Terry Wright
- Born: Terence John Wright 21 January 1963 (age 63) Auckland, New Zealand
- Height: 1.83 m (6 ft 0 in)
- Weight: 75 kg (165 lb)
- School: Northcote College

Rugby union career
- Position(s): Wing, fullback

Provincial / State sides
- Years: Team / Apps / (Points)
- 1984–93: Auckland / 135 / (560)

International career
- Years: Team / Apps / (Points)
- 1986–92: New Zealand / 30 / (72)

National sevens team
- Years: Team /  / Comps
- 1986–92: New Zealand 7s /  / 11

= Terry Wright (rugby union) =

NZ rugby union player (born 1963)

Terence John Wright (born 21 January 1963) is a former New Zealand rugby union player. A wing and fullback, Wright represented Auckland at a provincial level.

He was selected as one of the “Five promising players” in the 1985 Rugby Almanack of New Zealand and one of the "Five players of the year" for the 1989 and 1991 seasons.

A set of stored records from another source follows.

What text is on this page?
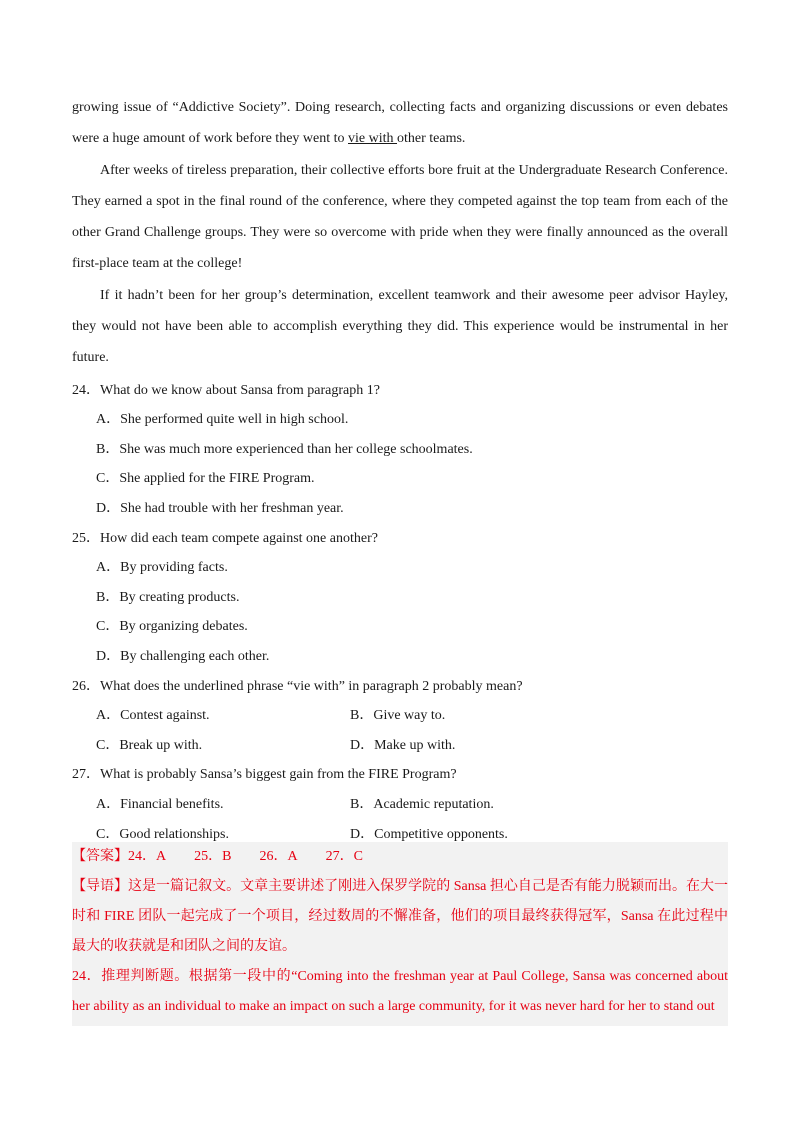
growing issue of “Addictive Society”. Doing research, collecting facts and organizing discussions or even debates were a huge amount of work before they went to vie with other teams.

After weeks of tireless preparation, their collective efforts bore fruit at the Undergraduate Research Conference. They earned a spot in the final round of the conference, where they competed against the top team from each of the other Grand Challenge groups. They were so overcome with pride when they were finally announced as the overall first-place team at the college!

If it hadn’t been for her group’s determination, excellent teamwork and their awesome peer advisor Hayley, they would not have been able to accomplish everything they did. This experience would be instrumental in her future.

24．What do we know about Sansa from paragraph 1?

A．She performed quite well in high school.

B．She was much more experienced than her college schoolmates.

C．She applied for the FIRE Program.

D．She had trouble with her freshman year.

25．How did each team compete against one another?

A．By providing facts.

B．By creating products.

C．By organizing debates.

D．By challenging each other.

26．What does the underlined phrase “vie with” in paragraph 2 probably mean?

A．Contest against.	B．Give way to.
C．Break up with.	D．Make up with.

27．What is probably Sansa’s biggest gain from the FIRE Program?

A．Financial benefits.	B．Academic reputation.
C．Good relationships.	D．Competitive opponents.

【答案】24．A 25．B 26．A 27．C

【导语】这是一篇记叙文。文章主要讲述了刚进入保罗学院的 Sansa 担心自己是否有能力脱颖而出。在大一时和 FIRE 团队一起完成了一个项目，经过数周的不懈准备，他们的项目最终获得冠军，Sansa 在此过程中最大的收获就是和团队之间的友谊。

24．推理判断题。根据第一段中的“Coming into the freshman year at Paul College, Sansa was concerned about her ability as an individual to make an impact on such a large community, for it was never hard for her to stand out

He was a member of the New Zealand national side, the All Blacks, from 1986 to 1992. He played 64 matches for the All Blacks including 30 internationals. He was a member of the victorious New Zealand squad at the 1987 Rugby World Cup. Wright was known for his slim physique during his playing career. He also played for Sudbury RFC, Suffolk, U.K.

Wright is a trained accountant and has lived overseas for several years in Sydney, Tokyo, Hong Kong and Singapore with his wife and children.